But to understand Suffolk ways and to hear Suffolk talk it is necessary to linger in the villages and to gossip with the sons of the soil. The agricultural villages are only articulate at eventide, when they give themselves up to play and gossip. Then, as the long summer day draws to its close, the children find romance in the lengthening shadows, in which their games of robbers and pirates seem much more convincing than they could be made to appear in the glare of the midday sun; the farm labourers slouch off to their evening, over quarts of "bellywengins," at the pub, and the coy mawthers find the twilight a seasonable time for nannicking with the hudderens.
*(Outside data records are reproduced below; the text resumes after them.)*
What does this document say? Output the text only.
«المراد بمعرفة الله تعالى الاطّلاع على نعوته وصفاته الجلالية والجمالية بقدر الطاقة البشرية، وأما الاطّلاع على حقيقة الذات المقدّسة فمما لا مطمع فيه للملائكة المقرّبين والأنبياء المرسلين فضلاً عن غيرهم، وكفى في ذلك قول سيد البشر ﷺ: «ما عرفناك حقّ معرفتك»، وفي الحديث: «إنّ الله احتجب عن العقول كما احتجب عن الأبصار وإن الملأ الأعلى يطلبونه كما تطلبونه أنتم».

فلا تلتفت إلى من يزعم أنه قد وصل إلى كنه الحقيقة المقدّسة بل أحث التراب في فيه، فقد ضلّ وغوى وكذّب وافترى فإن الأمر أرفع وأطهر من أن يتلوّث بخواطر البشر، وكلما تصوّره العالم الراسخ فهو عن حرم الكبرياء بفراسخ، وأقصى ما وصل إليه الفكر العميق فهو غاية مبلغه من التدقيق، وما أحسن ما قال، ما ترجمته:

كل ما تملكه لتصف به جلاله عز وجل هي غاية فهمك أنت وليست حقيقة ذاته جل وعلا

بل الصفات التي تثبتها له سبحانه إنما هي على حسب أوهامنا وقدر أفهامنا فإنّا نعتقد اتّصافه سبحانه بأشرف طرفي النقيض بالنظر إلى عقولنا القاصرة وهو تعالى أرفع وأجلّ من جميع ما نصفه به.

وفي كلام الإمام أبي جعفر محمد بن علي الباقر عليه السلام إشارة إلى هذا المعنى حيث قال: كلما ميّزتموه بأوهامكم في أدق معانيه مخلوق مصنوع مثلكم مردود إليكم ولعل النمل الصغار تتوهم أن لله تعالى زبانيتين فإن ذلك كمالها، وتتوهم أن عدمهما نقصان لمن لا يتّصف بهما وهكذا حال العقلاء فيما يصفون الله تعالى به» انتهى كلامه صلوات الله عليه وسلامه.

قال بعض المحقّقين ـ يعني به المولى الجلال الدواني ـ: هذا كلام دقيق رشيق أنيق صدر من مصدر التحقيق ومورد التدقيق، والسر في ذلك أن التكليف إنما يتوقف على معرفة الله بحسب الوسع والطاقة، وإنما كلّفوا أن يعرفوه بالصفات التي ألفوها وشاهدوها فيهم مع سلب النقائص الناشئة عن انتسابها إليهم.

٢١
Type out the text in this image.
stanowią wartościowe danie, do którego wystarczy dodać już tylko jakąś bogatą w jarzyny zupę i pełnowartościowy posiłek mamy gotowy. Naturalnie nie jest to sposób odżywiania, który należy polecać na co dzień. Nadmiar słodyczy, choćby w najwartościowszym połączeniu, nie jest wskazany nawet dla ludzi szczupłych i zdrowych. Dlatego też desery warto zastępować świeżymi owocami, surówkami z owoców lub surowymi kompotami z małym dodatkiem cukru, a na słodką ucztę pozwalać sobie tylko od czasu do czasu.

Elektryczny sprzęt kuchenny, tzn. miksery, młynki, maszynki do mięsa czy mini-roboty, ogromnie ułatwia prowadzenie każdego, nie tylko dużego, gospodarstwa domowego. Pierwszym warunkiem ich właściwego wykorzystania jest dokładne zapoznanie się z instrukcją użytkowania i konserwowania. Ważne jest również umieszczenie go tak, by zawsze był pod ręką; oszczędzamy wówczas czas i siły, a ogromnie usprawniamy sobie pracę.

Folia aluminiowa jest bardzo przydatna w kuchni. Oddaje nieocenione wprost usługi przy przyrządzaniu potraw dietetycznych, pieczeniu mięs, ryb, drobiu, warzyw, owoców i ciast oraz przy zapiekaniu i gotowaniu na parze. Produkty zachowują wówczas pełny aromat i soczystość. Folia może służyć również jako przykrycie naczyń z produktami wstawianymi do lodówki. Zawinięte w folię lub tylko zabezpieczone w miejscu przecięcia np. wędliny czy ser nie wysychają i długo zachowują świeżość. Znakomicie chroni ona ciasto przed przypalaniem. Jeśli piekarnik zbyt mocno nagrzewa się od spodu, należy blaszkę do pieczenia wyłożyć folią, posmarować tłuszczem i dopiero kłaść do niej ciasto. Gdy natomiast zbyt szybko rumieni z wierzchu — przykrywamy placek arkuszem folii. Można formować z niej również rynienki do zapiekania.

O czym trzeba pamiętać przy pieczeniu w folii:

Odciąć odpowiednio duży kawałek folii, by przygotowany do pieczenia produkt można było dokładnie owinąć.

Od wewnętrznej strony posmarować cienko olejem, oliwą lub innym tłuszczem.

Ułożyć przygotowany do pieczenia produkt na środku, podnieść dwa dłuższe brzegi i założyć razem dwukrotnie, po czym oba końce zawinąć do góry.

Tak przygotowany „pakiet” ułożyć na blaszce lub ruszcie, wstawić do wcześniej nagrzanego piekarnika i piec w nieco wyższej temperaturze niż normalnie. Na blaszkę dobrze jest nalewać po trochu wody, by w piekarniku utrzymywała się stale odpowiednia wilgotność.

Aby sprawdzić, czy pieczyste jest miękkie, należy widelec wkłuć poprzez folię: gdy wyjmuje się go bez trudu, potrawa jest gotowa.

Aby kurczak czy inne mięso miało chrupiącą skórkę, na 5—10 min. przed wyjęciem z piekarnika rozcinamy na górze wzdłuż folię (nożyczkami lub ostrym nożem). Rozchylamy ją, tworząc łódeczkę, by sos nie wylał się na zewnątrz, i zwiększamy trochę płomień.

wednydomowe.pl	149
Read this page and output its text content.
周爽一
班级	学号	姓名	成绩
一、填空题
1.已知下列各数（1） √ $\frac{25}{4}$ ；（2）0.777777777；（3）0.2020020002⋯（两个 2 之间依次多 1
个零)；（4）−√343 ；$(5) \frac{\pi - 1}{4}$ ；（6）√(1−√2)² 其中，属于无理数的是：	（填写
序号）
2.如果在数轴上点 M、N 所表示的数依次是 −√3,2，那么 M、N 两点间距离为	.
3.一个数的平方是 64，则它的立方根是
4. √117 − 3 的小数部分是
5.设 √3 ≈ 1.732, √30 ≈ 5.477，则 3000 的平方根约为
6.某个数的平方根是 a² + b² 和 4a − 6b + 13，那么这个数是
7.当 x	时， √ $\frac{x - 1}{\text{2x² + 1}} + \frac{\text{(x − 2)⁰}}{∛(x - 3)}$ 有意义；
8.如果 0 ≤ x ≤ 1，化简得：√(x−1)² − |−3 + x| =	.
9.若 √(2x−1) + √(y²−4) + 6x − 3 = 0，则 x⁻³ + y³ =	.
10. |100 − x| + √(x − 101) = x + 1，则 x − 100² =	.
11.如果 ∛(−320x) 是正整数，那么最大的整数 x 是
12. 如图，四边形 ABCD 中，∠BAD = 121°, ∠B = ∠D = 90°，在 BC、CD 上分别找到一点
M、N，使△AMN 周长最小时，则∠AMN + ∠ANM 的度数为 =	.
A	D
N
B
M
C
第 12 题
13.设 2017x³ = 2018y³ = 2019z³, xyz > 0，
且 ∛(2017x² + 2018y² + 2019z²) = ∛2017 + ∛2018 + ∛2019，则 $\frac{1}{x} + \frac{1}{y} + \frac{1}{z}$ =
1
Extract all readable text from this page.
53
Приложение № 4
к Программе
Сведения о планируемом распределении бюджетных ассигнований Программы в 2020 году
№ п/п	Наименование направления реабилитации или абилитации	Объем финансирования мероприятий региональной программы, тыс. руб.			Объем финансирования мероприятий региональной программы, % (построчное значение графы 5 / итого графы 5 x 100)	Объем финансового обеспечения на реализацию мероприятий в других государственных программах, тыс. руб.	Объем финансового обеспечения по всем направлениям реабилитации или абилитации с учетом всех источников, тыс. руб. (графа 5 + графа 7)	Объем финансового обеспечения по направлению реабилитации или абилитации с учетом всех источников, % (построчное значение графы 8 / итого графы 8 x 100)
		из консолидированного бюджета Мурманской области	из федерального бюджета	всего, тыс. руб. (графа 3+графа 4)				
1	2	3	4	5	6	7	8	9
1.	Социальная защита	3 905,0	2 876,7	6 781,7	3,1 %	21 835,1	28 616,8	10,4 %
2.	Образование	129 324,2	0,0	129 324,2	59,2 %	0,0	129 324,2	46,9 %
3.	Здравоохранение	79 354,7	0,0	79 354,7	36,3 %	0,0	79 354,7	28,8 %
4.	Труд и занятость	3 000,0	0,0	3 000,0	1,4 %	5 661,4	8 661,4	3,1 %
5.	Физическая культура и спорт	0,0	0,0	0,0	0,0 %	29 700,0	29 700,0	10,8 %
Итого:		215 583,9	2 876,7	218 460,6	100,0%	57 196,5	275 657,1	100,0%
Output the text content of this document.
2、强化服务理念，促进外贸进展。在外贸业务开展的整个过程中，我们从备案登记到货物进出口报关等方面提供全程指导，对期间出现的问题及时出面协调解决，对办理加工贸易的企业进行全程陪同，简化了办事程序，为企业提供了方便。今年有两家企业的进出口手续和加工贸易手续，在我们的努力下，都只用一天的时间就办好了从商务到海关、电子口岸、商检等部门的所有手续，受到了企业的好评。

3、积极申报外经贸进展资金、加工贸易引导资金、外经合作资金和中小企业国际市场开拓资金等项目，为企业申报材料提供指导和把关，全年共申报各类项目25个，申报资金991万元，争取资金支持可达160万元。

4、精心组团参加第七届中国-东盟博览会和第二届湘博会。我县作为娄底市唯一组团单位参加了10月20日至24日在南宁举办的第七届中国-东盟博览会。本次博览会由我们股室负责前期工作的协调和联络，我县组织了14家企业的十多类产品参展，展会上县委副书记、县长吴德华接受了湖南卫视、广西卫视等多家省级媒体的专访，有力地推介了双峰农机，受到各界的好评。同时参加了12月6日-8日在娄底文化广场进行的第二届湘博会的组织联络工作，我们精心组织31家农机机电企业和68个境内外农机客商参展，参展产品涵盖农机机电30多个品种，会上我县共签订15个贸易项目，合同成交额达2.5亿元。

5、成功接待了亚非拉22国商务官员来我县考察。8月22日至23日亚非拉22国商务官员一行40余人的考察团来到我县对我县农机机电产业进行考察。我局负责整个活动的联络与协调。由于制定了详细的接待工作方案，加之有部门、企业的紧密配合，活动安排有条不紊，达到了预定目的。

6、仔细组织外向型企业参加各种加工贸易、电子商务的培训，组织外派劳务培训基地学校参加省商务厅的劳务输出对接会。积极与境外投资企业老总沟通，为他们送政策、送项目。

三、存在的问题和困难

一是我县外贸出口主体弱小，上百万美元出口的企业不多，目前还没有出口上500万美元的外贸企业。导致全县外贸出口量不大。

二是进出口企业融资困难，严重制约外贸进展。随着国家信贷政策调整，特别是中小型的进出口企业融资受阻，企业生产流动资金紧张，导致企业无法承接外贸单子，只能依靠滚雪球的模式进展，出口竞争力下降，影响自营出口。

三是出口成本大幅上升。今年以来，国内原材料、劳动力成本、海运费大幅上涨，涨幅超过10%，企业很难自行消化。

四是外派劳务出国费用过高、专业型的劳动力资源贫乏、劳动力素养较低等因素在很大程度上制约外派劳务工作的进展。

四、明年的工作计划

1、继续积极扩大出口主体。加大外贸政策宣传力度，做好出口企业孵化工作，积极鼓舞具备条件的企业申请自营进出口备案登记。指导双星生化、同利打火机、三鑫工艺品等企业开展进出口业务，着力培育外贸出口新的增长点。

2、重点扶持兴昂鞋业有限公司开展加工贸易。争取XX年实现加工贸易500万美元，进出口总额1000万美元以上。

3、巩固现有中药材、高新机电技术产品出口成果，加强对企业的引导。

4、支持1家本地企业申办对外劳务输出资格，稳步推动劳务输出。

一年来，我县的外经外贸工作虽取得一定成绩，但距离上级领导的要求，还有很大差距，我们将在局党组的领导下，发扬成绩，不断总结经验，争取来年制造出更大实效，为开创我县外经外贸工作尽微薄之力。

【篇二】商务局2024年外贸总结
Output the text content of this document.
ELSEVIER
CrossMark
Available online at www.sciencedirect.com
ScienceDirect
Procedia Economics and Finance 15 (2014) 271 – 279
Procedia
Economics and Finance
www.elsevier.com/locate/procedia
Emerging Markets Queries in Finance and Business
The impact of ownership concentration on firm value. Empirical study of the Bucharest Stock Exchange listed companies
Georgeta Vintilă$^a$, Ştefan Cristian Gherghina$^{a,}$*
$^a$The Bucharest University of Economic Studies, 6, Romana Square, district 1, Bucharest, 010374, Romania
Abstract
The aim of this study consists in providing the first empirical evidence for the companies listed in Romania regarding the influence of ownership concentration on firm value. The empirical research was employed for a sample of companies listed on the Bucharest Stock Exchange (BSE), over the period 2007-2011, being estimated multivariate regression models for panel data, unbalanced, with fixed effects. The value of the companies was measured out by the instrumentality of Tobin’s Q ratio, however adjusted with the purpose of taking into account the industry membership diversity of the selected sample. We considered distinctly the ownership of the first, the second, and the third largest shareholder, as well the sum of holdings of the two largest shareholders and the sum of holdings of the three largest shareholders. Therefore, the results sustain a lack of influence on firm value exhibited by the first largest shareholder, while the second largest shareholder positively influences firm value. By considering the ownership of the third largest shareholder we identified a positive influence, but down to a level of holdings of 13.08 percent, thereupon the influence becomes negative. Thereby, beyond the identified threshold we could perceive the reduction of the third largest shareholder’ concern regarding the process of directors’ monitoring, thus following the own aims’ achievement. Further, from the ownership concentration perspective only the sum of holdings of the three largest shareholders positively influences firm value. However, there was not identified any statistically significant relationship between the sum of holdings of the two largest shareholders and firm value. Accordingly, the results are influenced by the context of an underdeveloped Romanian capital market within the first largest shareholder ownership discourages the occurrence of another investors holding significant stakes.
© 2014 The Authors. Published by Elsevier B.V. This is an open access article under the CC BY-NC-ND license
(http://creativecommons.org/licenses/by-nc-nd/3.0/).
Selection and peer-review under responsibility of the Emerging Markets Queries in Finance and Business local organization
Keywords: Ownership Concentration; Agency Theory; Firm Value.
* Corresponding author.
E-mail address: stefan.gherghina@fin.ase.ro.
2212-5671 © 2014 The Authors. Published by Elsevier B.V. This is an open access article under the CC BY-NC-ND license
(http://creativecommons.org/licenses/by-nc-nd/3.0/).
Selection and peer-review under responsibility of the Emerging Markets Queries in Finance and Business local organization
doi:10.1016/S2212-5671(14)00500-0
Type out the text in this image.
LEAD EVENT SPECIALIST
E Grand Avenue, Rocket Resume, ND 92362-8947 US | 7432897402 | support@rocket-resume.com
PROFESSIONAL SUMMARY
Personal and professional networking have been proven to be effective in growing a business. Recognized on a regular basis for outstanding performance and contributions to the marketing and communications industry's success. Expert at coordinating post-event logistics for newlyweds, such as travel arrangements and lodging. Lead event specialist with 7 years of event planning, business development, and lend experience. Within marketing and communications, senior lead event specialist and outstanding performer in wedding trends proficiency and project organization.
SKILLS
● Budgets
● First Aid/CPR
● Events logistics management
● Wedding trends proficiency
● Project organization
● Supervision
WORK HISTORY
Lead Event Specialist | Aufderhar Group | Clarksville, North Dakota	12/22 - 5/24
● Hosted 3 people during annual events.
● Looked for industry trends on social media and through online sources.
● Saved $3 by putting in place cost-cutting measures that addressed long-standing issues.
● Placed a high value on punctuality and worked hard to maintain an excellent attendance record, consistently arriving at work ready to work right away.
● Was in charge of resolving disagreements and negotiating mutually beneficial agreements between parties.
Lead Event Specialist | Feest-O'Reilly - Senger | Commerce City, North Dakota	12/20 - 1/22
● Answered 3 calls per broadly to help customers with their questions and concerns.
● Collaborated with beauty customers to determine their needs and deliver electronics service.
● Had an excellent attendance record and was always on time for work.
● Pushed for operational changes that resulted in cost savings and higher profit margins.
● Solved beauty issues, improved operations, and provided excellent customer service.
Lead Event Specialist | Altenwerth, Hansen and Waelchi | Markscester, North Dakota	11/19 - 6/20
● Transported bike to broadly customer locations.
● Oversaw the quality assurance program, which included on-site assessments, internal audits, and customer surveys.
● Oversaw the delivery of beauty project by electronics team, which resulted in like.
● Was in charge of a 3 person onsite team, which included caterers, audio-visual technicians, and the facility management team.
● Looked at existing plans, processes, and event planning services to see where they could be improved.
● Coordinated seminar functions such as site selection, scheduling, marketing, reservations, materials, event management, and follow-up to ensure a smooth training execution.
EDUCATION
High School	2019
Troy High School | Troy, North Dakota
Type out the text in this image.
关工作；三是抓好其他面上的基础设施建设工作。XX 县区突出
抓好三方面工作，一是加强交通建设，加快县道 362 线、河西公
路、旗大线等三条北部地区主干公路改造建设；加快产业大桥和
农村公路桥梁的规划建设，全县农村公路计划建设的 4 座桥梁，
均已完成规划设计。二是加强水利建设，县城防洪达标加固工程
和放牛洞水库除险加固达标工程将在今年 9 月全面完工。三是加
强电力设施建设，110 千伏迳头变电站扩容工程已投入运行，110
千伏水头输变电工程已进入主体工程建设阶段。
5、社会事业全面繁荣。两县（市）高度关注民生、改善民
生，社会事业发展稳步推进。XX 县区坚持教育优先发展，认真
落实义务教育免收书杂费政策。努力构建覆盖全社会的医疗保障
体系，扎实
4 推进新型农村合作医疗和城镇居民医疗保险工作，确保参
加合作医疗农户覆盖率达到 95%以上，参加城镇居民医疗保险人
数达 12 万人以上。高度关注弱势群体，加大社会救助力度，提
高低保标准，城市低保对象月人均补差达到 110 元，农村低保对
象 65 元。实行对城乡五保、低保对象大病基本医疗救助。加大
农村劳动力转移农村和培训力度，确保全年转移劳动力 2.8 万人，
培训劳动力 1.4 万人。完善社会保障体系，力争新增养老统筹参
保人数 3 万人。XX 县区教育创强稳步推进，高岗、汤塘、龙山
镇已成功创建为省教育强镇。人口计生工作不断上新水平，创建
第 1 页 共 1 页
This, which may seem unmeaning gibberish to those unacquainted with the peculiar dialect of East Anglia, merely signifies the girls flirting with the "other ones"—the young men, in short.

But a mawther may be of any age. A baby girl is a mawther, and so is a grandame. It is a curiosity of speech which is apt to startle the stranger who first hears it applied to a girl who has hardly yet learned to toddle, in the maternal threat, to be heard any day in any Suffolk village, "Yow come 'ere, mawther, this instant moment, or I'll spank yow, so I 'ool." "Yow," of course, is the Essex, Suffolk and Norfolk shibboleth for "you," by which a native of these parts may be immediately distinguished anywhere.

When the labourers have trudged over to their "shants o' gatter," or quarts and pots of beer—the "bellywengins," or belly vengeance, aforesaid; when the children have been put to bed, and the mawthers and the hudderens have gone nannicking off together in the gathering dusk, then is the gossiping time, both of the housewives and of the labourers. The women talk at the doors of the "housen": the men mostly in the village inns. Hear, passing stranger, what the mawthers are saying:—

"Good daa to 'ee, Mrs Potter, how are ye a-gettin' arn?"

"I'm a-doin' good-tidily, thank'ee, better'n tew or tree weeks sin'. The doctor say I fare to be on the mend; but it hev bin a bad time wi' me sure."

"Ay; owd bones 'on't be young agen, I'm thinkin'; but there, 'taint so much yer aige, 'tis yer sperrut what keep ye up or let ye down."

"Ay, that be trew," says one of the group, "what be life wi'out sperrut? Nothin', in a manner o' speakin'."

"Yar father, Mrs Cobbold, he had it, and he lived to be ninety."

"What a man that wor! I mind him when he come to mine arter he'd walked from Ipswich, an' that's a good ten mile. He come to paiy a shullun he ew my ole man, and, barrin' a bit tirsty, he were as spry as a mavish and fresher'n a paigle."

A mile distant, to the right hand, lies East Bergholt, Constable's birthplace, and between it and the road still stretch in summer those golden cornfields he loved so well. "The Cornfield," that crowning achievement of English landscape, how exquisite a thing it is, radiant in colour on the walls of the National Gallery, and how ineffectually the inadequate medium of black and white attempts to translate it.